IA permite reconstituir voz prejudicada por doença

08/jun 11:02
Por MATT O'brien, Associated Press / Estadão

A voz que Alexis “Lexi” Bogan tinha até o ano passado era exuberante.

Ela adorava cantar no carro as baladas de Taylor Swift e Zach Bryan, a plenos pulmões. Ela ria o tempo inteiro. Era soprano no coral da escola no ensino médio.

E então, aquela voz desapareceu.

Em agosto, os médicos removeram um tumor que ameaçava sua vida e estava localizado perto da parte posterior do cérebro. Um mês depois, quando retiraram o tubo de respiração, Bogan teve dificuldade para engolir e para dizer “oi” aos pais. Meses de reabilitação ajudaram na recuperação, mas sua fala ainda está prejudicada.

Em abril, a jovem de 21 anos recuperou sua antiga voz. Não a real, mas um clone de voz gerado por inteligência artificial, que ela pode invocar com um aplicativo de celular. Treinada a partir de uma cápsula do tempo de 15 segundos de sua voz de adolescente, extraída de um vídeo de demonstração de culinária que ela havia gravado para um projeto escolar, sua voz IA sintética, mas incrivelmente realista, agora pode dizer quase tudo que ela quiser.

Os riscos

Os especialistas alertam que o rápido desenvolvimento da tecnologia de clonagem de voz por IA pode ampliar os golpes telefônicos, perturbar eleições democráticas e ferir a dignidade das pessoas, vivas ou mortas, que não consentiram em ter sua voz recriada para dizer coisas que nunca disseram.

Ela já foi usada para produzir ligações automáticas falsas para eleitores americanos do Estado de New Hampshire, imitando a voz do presidente Joe Biden. Em Maryland, as autoridades recentemente acusaram o diretor esportivo de uma escola de usar IA para criar um clipe de áudio falso em que o diretor da mesma escola fazia comentários racistas.

Mas Bogan e uma equipe de médicos do grupo hospitalar Lifespan, no Estado americano de Rhode Island, acreditam ter encontrado um uso que justifica os riscos. Ela é uma das primeiras pessoas, e a primeira com seu quadro, a colaborar com a OpenIA, criadora do ChatGPT, para replicar uma voz perdida.

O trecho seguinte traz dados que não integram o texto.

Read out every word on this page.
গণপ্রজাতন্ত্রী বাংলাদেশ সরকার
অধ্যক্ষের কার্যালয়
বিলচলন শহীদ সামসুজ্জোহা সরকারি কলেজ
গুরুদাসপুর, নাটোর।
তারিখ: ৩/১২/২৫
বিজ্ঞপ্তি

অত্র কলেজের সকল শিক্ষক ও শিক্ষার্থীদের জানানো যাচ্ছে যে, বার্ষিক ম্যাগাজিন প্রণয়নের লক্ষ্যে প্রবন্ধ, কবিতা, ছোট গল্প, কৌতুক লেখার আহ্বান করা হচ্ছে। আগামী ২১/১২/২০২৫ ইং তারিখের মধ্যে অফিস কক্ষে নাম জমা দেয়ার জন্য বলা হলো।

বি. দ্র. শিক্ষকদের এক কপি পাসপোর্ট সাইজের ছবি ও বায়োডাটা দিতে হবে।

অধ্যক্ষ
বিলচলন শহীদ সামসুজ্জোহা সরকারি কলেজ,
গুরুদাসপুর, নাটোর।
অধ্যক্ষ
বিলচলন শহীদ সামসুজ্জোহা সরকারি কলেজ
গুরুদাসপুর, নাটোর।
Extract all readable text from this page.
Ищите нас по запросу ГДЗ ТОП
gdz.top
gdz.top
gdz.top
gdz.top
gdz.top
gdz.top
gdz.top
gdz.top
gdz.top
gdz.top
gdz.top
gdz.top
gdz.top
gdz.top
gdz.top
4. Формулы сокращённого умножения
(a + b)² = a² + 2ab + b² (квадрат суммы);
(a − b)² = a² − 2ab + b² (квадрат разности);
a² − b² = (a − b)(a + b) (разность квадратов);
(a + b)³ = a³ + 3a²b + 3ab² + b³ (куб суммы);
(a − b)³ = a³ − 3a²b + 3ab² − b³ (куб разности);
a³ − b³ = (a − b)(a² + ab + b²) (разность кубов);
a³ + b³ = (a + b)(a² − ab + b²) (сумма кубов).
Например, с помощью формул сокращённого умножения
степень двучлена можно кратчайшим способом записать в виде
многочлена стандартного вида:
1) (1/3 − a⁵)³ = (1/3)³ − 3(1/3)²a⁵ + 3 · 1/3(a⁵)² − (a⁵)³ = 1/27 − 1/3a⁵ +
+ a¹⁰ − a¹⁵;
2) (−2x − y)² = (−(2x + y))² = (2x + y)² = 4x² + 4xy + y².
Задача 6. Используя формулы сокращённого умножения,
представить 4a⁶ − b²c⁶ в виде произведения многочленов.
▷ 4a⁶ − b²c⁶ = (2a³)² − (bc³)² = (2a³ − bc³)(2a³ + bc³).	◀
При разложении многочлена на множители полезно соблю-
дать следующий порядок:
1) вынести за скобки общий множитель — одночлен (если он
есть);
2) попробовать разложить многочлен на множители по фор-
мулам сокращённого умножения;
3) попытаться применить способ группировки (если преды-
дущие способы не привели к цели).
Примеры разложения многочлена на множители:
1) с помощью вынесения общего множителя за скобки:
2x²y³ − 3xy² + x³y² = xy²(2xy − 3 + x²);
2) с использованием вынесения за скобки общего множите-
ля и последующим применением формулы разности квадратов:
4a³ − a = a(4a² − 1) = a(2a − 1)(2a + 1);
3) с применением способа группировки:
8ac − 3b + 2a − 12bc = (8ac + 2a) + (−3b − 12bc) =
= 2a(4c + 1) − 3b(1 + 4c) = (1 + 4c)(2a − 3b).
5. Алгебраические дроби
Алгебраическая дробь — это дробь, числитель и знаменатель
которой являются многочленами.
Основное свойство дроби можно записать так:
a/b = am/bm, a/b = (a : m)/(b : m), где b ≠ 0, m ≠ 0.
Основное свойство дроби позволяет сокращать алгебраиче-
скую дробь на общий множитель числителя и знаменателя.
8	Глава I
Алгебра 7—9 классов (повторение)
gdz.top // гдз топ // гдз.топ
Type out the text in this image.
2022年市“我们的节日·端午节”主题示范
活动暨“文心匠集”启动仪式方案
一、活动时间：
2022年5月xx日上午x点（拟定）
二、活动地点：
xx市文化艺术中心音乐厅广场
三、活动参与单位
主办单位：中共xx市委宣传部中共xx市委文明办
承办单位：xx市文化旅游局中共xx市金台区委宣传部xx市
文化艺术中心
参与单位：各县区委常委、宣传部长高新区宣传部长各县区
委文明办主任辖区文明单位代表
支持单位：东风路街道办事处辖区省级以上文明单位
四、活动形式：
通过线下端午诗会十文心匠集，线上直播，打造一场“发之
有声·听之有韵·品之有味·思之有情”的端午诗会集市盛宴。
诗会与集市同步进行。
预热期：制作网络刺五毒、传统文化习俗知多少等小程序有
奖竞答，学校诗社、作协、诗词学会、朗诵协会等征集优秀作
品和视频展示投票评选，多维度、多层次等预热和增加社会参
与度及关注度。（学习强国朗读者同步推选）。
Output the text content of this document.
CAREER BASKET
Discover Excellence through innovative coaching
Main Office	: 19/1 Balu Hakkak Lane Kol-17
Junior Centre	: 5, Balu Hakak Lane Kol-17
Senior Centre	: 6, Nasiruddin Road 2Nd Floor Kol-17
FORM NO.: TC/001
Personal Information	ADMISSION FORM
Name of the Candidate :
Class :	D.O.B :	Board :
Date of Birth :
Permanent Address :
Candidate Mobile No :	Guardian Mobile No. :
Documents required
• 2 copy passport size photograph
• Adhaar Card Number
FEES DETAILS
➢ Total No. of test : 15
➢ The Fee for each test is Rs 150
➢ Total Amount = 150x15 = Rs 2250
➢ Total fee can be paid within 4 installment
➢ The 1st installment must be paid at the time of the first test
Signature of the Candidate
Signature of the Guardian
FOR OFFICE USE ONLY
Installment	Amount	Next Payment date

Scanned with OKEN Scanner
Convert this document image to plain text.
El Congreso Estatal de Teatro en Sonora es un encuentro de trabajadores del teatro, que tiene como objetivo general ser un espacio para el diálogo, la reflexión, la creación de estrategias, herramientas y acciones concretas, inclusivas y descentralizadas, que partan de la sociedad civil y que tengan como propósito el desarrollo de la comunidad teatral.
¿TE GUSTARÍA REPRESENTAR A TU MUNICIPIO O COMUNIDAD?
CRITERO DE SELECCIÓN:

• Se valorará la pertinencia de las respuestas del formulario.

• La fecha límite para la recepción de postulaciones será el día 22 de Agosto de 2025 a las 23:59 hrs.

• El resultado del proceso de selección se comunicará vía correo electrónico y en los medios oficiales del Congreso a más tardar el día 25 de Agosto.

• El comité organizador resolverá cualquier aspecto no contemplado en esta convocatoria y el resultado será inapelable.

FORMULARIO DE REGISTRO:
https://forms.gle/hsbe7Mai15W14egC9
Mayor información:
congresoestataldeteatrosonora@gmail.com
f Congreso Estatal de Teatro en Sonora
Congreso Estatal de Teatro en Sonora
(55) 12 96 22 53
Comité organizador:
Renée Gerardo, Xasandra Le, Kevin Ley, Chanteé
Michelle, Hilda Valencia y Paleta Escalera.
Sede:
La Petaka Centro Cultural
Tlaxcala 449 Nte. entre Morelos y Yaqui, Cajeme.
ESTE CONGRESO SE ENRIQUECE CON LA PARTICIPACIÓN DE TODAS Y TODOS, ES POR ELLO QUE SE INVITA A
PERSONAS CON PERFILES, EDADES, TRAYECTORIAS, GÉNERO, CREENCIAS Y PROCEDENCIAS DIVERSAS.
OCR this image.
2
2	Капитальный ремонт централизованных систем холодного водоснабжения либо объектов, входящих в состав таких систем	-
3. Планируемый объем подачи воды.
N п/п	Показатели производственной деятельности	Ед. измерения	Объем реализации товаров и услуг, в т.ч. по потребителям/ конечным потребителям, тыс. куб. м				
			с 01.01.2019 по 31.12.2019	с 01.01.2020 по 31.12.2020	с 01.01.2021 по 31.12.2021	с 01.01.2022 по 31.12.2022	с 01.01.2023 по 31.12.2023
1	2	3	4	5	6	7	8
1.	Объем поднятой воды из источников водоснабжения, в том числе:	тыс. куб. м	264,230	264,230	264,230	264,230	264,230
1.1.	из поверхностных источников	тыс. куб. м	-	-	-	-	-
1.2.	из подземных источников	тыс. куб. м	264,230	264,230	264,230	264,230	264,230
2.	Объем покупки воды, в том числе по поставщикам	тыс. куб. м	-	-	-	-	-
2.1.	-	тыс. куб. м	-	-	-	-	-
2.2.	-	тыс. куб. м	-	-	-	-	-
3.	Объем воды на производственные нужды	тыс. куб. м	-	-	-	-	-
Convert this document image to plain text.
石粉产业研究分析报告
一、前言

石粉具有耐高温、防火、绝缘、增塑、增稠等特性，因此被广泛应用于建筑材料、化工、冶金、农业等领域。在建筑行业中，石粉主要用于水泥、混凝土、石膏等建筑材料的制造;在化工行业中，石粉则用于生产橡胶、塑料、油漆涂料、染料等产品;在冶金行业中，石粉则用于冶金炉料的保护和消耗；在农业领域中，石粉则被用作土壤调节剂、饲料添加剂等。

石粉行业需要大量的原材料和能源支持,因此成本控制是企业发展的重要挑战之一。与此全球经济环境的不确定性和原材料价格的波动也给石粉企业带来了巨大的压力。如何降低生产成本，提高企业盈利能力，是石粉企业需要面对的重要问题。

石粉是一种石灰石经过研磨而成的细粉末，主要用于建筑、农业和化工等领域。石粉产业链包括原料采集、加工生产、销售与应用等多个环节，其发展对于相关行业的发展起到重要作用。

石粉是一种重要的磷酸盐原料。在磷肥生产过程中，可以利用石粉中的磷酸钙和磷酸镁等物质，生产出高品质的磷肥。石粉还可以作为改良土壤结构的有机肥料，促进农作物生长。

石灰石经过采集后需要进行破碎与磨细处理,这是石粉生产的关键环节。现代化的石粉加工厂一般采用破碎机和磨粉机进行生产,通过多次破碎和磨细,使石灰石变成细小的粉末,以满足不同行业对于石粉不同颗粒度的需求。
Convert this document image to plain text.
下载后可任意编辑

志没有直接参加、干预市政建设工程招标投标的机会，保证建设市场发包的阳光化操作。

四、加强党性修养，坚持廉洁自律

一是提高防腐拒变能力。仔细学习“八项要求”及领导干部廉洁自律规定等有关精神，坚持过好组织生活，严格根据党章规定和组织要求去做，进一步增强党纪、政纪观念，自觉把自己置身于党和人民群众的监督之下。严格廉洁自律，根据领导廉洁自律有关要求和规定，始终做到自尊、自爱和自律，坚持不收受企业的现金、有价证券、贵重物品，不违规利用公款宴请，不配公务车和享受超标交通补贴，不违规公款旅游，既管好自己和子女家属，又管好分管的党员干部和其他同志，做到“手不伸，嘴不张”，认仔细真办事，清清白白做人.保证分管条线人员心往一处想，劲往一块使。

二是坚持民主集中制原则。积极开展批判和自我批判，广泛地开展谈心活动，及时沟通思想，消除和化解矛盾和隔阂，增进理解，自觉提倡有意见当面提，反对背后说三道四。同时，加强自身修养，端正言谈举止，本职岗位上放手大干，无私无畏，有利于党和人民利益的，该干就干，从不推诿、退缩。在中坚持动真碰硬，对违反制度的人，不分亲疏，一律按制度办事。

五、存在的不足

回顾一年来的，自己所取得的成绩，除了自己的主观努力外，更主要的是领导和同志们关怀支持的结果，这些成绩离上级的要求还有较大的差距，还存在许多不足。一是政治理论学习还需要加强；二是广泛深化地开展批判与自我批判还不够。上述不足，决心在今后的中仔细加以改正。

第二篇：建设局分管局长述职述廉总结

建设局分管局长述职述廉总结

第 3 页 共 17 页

“Esperamos que Lexi seja a pioneira de uma tecnologia em desenvolvimento”, diz o Dr. Rohaid Ali, residente de neurocirurgia na faculdade de medicina na Universidade Brown e no Hospital de Rhode Island. Milhões de pessoas com AVCs debilitantes, câncer de garganta ou doenças neurodegenerativas poderiam se beneficiar, segundo ele.

Treinamento de uma voz IA

Bogan precisou voltar alguns anos para encontrar uma gravação adequada de sua voz para “treinar” o sistema IA na forma como ela falava. Era um vídeo em que ela explicava como fazer uma salada de macarrão.

Seus médicos intencionalmente alimentaram o sistema IA apenas com um clipe de 15 segundos. Os ruídos da cozinha tornavam as outras partes do vídeo imperfeitas. Isso também era o suficiente para a OpenIA, um aprimoramento da tecnologia anterior, que exigia amostras muito mais longas.

Conseguir algo útil em 15 segundos pode ser vital para futuros pacientes que não tenham nenhum vestígio de sua voz na internet. Pode ser que só exista uma breve mensagem de voz deixada para um familiar.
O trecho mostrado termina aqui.